The last time Zippy posted to Instagram was in April 2022—a four-paragraph-long apology note saying he was sorry for not delivering orders on time, and that he would make it up to everyone. Then, he vanished.

Sheikh says he’s still struggling to understand why Zippy did what he did. “If he really wanted to leave, why didn’t he just disappear or vanish right off the bat? Why was he putting up long apology posts?” he says. “Was he always a bad guy? Or was he a good guy who saw money and went rogue? I suppose we will never know.”

But scams and swindles have proliferated in step with the growth of informal online businesses in Pakistan. Last year, hundreds of Pakistani women were scammed by a Karachi-based entrepreneur, Sidra Humaid, who ran online committees—a method of saving money by pooling a specific amount each month. After collecting nearly $2 million, Humaid announced that she had “no means to pay off her committees.”

In 2020, over 100,000 people in Pakistan’s Khyber Pakhtunkhwa province were robbed of 5.6 billion rupees ($19 million), according to news reports. Scam victims were promised high profits—nearly 13 percent—on investments by a Peshawar-based online investment company, only to have them disappear without a trace in November that year. 

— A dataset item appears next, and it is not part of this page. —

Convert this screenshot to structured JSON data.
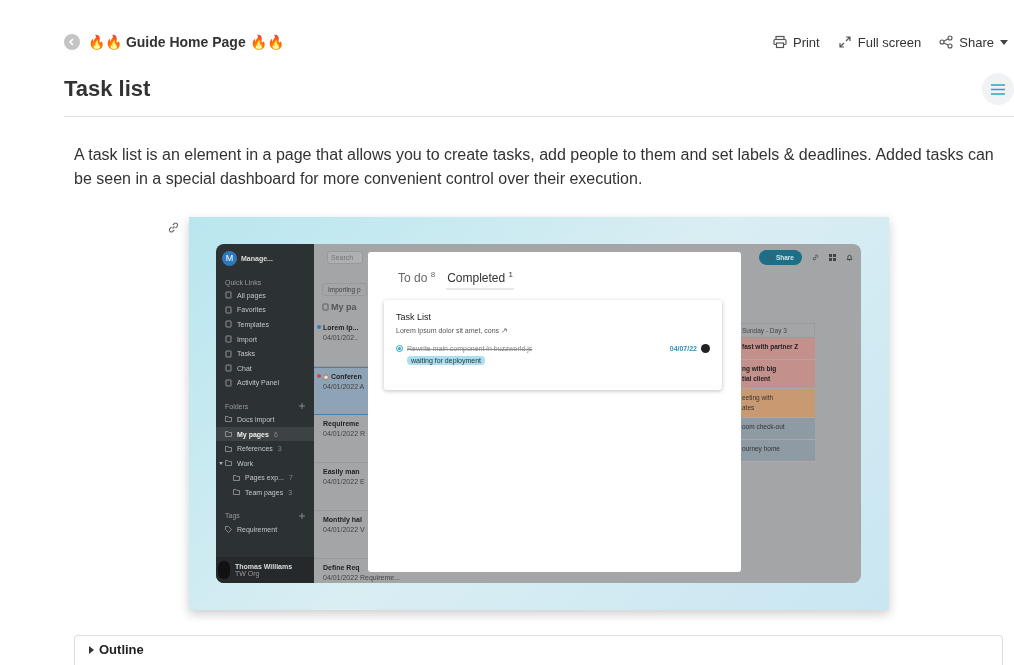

Tariq, the tech founder, says that she thinks the rise in scams is down to a combination of economic stress and the fact that there’s rarely any recourse for victims. About a month ago, Tariq heard about yet another scam: menacing loan sharks prying on the unsuspecting working-class women borrowing money to make ends meet. 

“These women who got scammed knew what the risk was. They probably knew they were getting ripped off, but there’s really no other avenue available,” she said. “And they were not taking loans for frivolous reasons or to buy clothes or whatever. They were probably taking them because someone in their house is sick. So it’s that desperation, that exploitation, that is absolutely booming right now. We are also seeing it in the startup ecosystem, where startups are getting bad terms by pretend investors.”

And yet, Tariq says, no one is banking on law enforcement to step in. “I don’t think the common person, even for a minute, considers going to court,” she says. “And I think that’s what scammers are banking on, too. They know no one is going to take them to court.”

The ZipTech scandal might have some kind of resolution, however. 

One member of the Pakistani PC Gamers group, Khizer Ali Khan, happens to be a lawyer. After reading accounts from angry ZipTech customers in April, Khan got in touch with a barrister friend, Khaleeq Zaman, and suggested that they start legal action. They offered to take the case pro bono, and within a day, more than 150 people had reached out for help. “People were calling me a savior,” Khan says. “It was overwhelming.” 

On May 17, they sent Zippy a legal notice—to his two shops in Karachi, his villa in the city’s Bahria Town neighborhood, and his other residence in Sukkur, 230 miles from the city. All the notices were sent back. “We discovered that he had fled,” Zaman says. “The shops he had opened were closed. And the residential addresses sent back the legal notices, too, saying he no longer lived there.”